The case authorities that Defendant relies upon in his Opposition do not support his position here, in this unlawful detainer action. Grable & Sons Metal Products, Inc. v. Darue Engineering & Manufacturing , 545 U.S. 308 (2005); Gunn v. Minton , 568 U.S. 251 (2013); Hooks v. Clark County School District , 228 F.3d 1036 (9th Cir. 2000); and Franchise Tax Board v. Construction Laborers Vacation Trust for Southern California , 463 U.S. 1 (1983), are not unlawful detainer cases (and Hooks was not a removal, or jurisdiction-based, case at all ); and they do not support the existence of federal jurisdiction based on something other than what the plaintiff’s complaint necessarily raises/presents. See Gunn , 568 U.S. at 258; Grable , 545 U.S. at 311, 314-15; Franchise Tax Bd. , 463 U.S. at 10-11, 13-14.
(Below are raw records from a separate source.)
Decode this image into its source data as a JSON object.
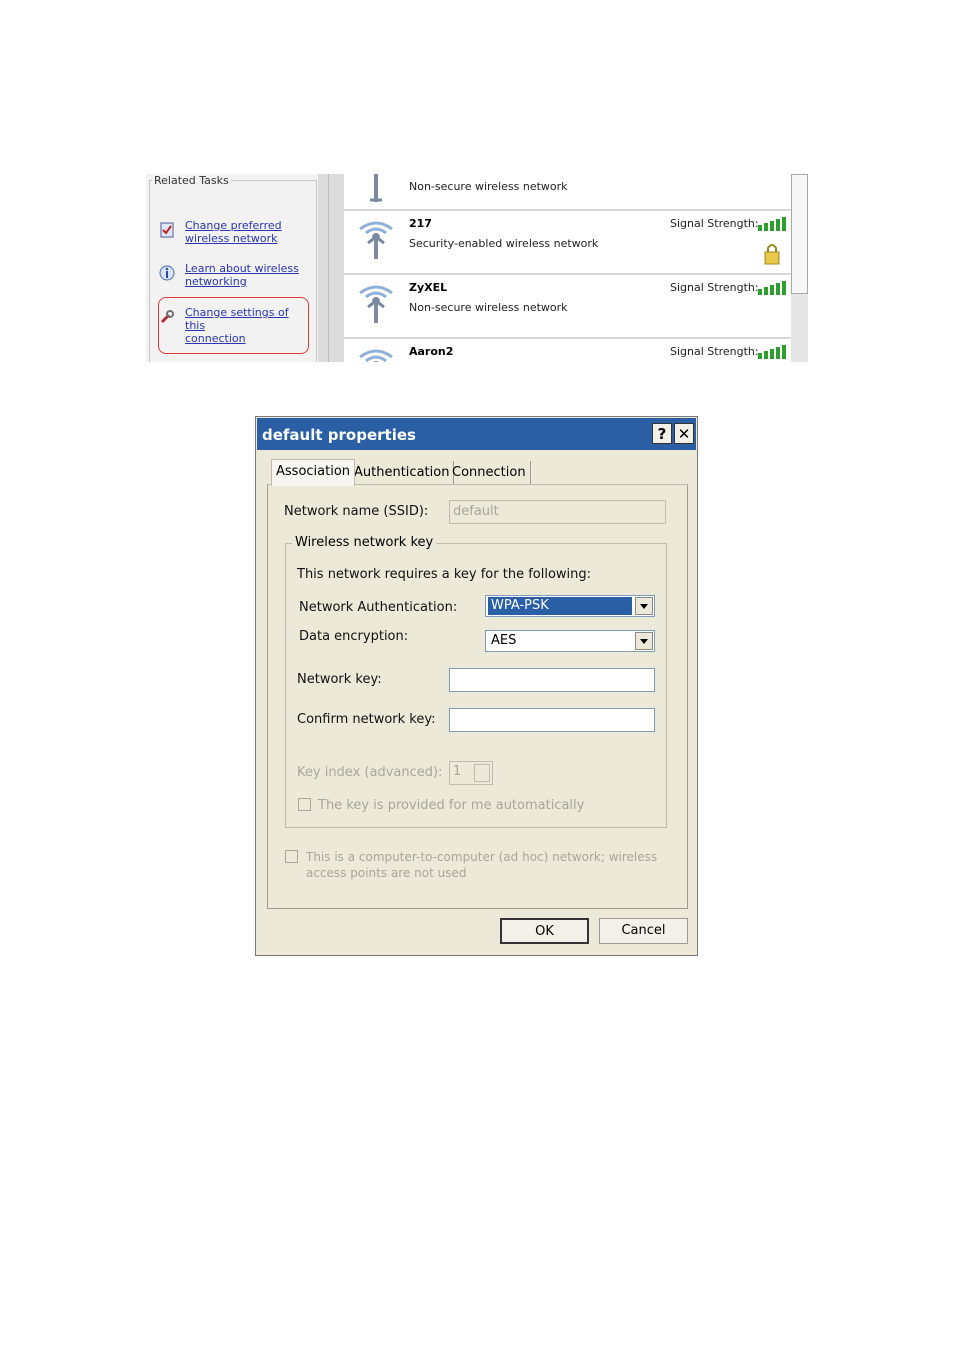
{
  "network_window": {
    "related_tasks": {
      "title": "Related Tasks",
      "items": [
        {
          "label_line1": "Change preferred",
          "label_line2": "wireless network",
          "icon": "preferred-networks-icon"
        },
        {
          "label_line1": "Learn about wireless",
          "label_line2": "networking",
          "icon": "info-icon"
        },
        {
          "label_line1": "Change settings of this",
          "label_line2": "connection",
          "icon": "wrench-icon"
        }
      ]
    },
    "networks": [
      {
        "name": "",
        "status": "Non-secure wireless network",
        "signal_label": ""
      },
      {
        "name": "217",
        "status": "Security-enabled wireless network",
        "signal_label": "Signal Strength:",
        "secured": true
      },
      {
        "name": "ZyXEL",
        "status": "Non-secure wireless network",
        "signal_label": "Signal Strength:"
      },
      {
        "name": "Aaron2",
        "status": "",
        "signal_label": "Signal Strength:"
      }
    ],
    "signal_bars": 5,
    "colors": {
      "link": "#2a36b0",
      "signal": "#2e9e2e",
      "highlight": "#e03a3a"
    }
  },
  "dialog": {
    "title": "default properties",
    "help_label": "?",
    "close_label": "✕",
    "tabs": [
      "Association",
      "Authentication",
      "Connection"
    ],
    "active_tab": "Association",
    "ssid_label": "Network name (SSID):",
    "ssid_value": "default",
    "group_title": "Wireless network key",
    "requires_text": "This network requires a key for the following:",
    "auth_label": "Network Authentication:",
    "auth_value": "WPA-PSK",
    "enc_label": "Data encryption:",
    "enc_value": "AES",
    "key_label": "Network key:",
    "key_value": "",
    "confirm_label": "Confirm network key:",
    "confirm_value": "",
    "key_index_label": "Key index (advanced):",
    "key_index_value": "1",
    "auto_key_label": "The key is provided for me automatically",
    "adhoc_line1": "This is a computer-to-computer (ad hoc) network; wireless",
    "adhoc_line2": "access points are not used",
    "ok_label": "OK",
    "cancel_label": "Cancel",
    "colors": {
      "titlebar": "#2a5fa6",
      "face": "#ece9d8"
    }
  }
}
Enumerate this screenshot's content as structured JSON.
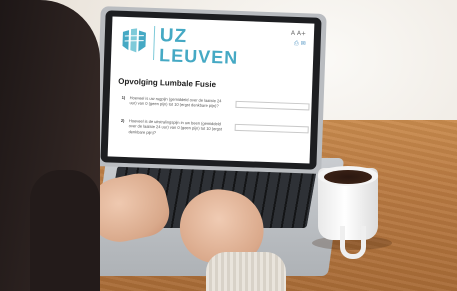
{
  "screen": {
    "brand": {
      "line1": "UZ",
      "line2": "LEUVEN",
      "accent": "#45a9c4"
    },
    "font_controls": "A A+",
    "page_title": "Opvolging Lumbale Fusie",
    "questions": [
      {
        "number": "1)",
        "text": "Hoeveel is uw rugpijn (gemiddeld over de laatste 24 uur) van 0 (geen pijn) tot 10 (ergst denkbare pijn)?"
      },
      {
        "number": "2)",
        "text": "Hoeveel is de uitstralingspijn in uw been (gemiddeld over de laatste 24 uur) van 0 (geen pijn) tot 10 (ergst denkbare pijn)?"
      }
    ]
  },
  "icons": {
    "logo": "uz-leuven-logo-icon",
    "print": "print-icon",
    "mail": "mail-icon"
  }
}
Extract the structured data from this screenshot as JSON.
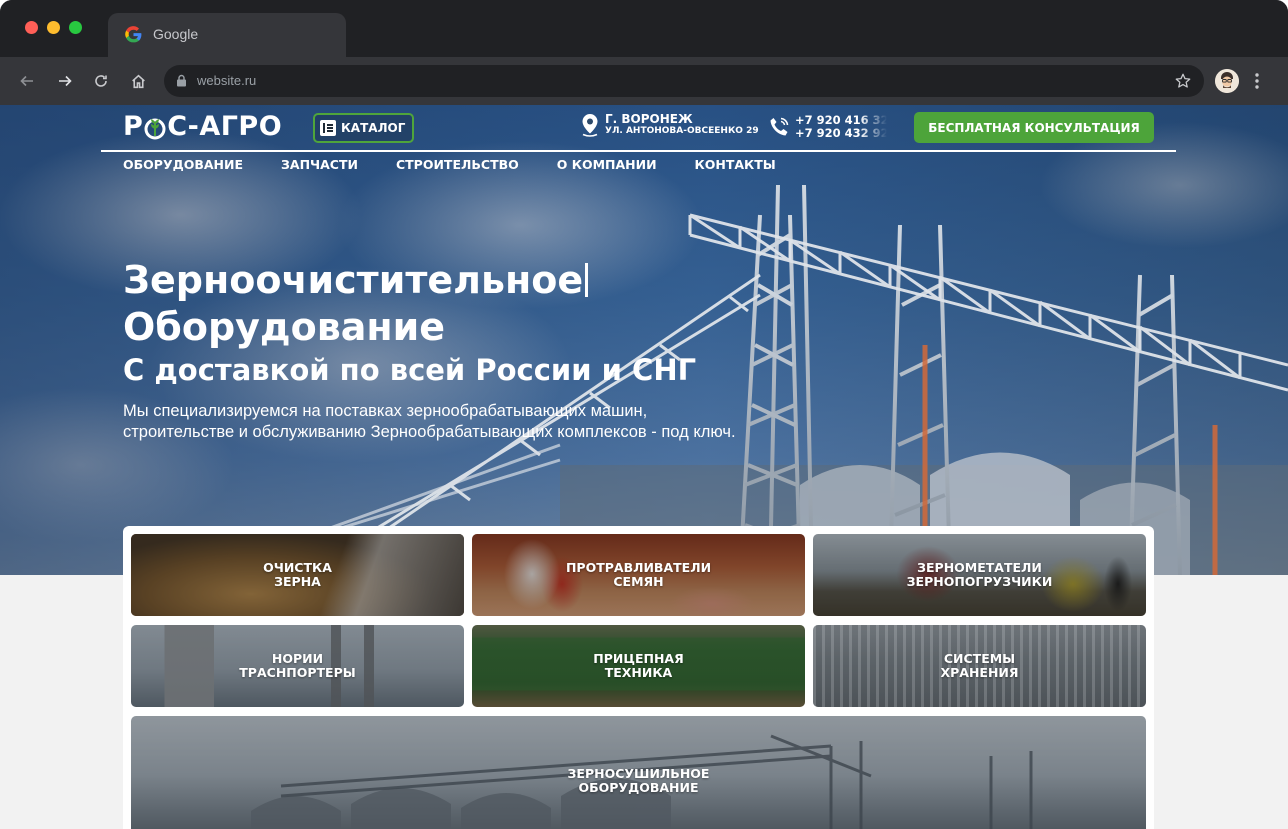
{
  "browser": {
    "tab_title": "Google",
    "url": "website.ru"
  },
  "site": {
    "logo_text_left": "Р",
    "logo_text_right": "С-АГРО",
    "catalog_label": "КАТАЛОГ",
    "address_city": "Г. ВОРОНЕЖ",
    "address_street": "УЛ. АНТОНОВА-ОВСЕЕНКО 29",
    "phone_1": "+7 920 416 323",
    "phone_2": "+7 920 432 929",
    "consult_label": "БЕСПЛАТНАЯ КОНСУЛЬТАЦИЯ",
    "nav": [
      {
        "label": "ОБОРУДОВАНИЕ"
      },
      {
        "label": "ЗАПЧАСТИ"
      },
      {
        "label": "СТРОИТЕЛЬСТВО"
      },
      {
        "label": "О КОМПАНИИ"
      },
      {
        "label": "КОНТАКТЫ"
      }
    ]
  },
  "hero": {
    "title_line1": "Зерноочистительное",
    "title_line2": "Оборудование",
    "subtitle": "С доставкой по всей России и СНГ",
    "lead_line1": "Мы специализируемся на поставках зернообрабатывающих машин,",
    "lead_line2": "строительстве и обслуживанию Зернообрабатывающих комплексов - под ключ."
  },
  "categories": [
    {
      "line1": "ОЧИСТКА",
      "line2": "ЗЕРНА"
    },
    {
      "line1": "ПРОТРАВЛИВАТЕЛИ",
      "line2": "СЕМЯН"
    },
    {
      "line1": "ЗЕРНОМЕТАТЕЛИ",
      "line2": "ЗЕРНОПОГРУЗЧИКИ"
    },
    {
      "line1": "НОРИИ",
      "line2": "ТРАСНПОРТЕРЫ"
    },
    {
      "line1": "ПРИЦЕПНАЯ",
      "line2": "ТЕХНИКА"
    },
    {
      "line1": "СИСТЕМЫ",
      "line2": "ХРАНЕНИЯ"
    },
    {
      "line1": "ЗЕРНОСУШИЛЬНОЕ",
      "line2": "ОБОРУДОВАНИЕ"
    }
  ],
  "icons": {
    "back": "arrow-left-icon",
    "forward": "arrow-right-icon",
    "reload": "reload-icon",
    "home": "home-icon",
    "lock": "lock-icon",
    "bookmark": "star-icon",
    "menu": "kebab-menu-icon",
    "location": "map-pin-icon",
    "phone": "phone-icon",
    "catalog": "book-icon"
  },
  "colors": {
    "accent_green": "#4da43a",
    "chrome_dark": "#202124",
    "chrome_toolbar": "#35363a"
  }
}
As subject matter jurisdiction is lacking for the foregoing reasons, the action is remanded to Los Angeles County Superior Court. However, the Court denies Plaintiff’s request for fees and costs. Though Plaintiff’s motion cites to 28 U.S.C. § 1447(c), the statutory authority for an award of fees/costs in connection with a motion to remand, it makes no effort to identify, or explain how the removal satisfies, the applicable standard. See Martin v. Franklin Capital Corp. , 546 U.S. 132, 141 (2005) (“Absent unusual circumstances, courts may award attorney’s fees under § 1447(c) only where the removing party lacked an objectively reasonable basis for seeking removal.”). Even if the removal arguably did satisfy that standard, the Court will not make Plaintiff’s case for Plaintiff. Beyond that point, though Plaintiff had no necessary reason to know that this would occur, had Plaintiff not filed its motion to remand, the Court would have sua sponte remanded the case, preventing the need to accrue any attorney’s fee in connection with a motion to remand. Finally, except in extreme circumstances, it is not this Court’s general practice to impose fee/cost awards on pro se parties (who have not exhibited a past practice of errant litigation tactics), where the Court has discretion in deciding whether to do so.
IT IS SO ORDERED.
[1] According to the motion, Defendant removed two unlawful detainer cases via a single removal. Whether or not that removal was procedurally proper or successfully removed both cases, to be clear – this order remanding this single federal case applies to any and all actions between these parties that Defendant removed, or attempted to remove, from state court.
[2] Though Defendant also argues that Plaintiff did not comply with its meet-and-confer obligations in advance of filing this motion, even in the unlikely event that the Court would agree with him, the Court would have remanded this matter to state court. Thus, any perceived procedural error in such a regard would have had no impact on whether this case remained in federal court.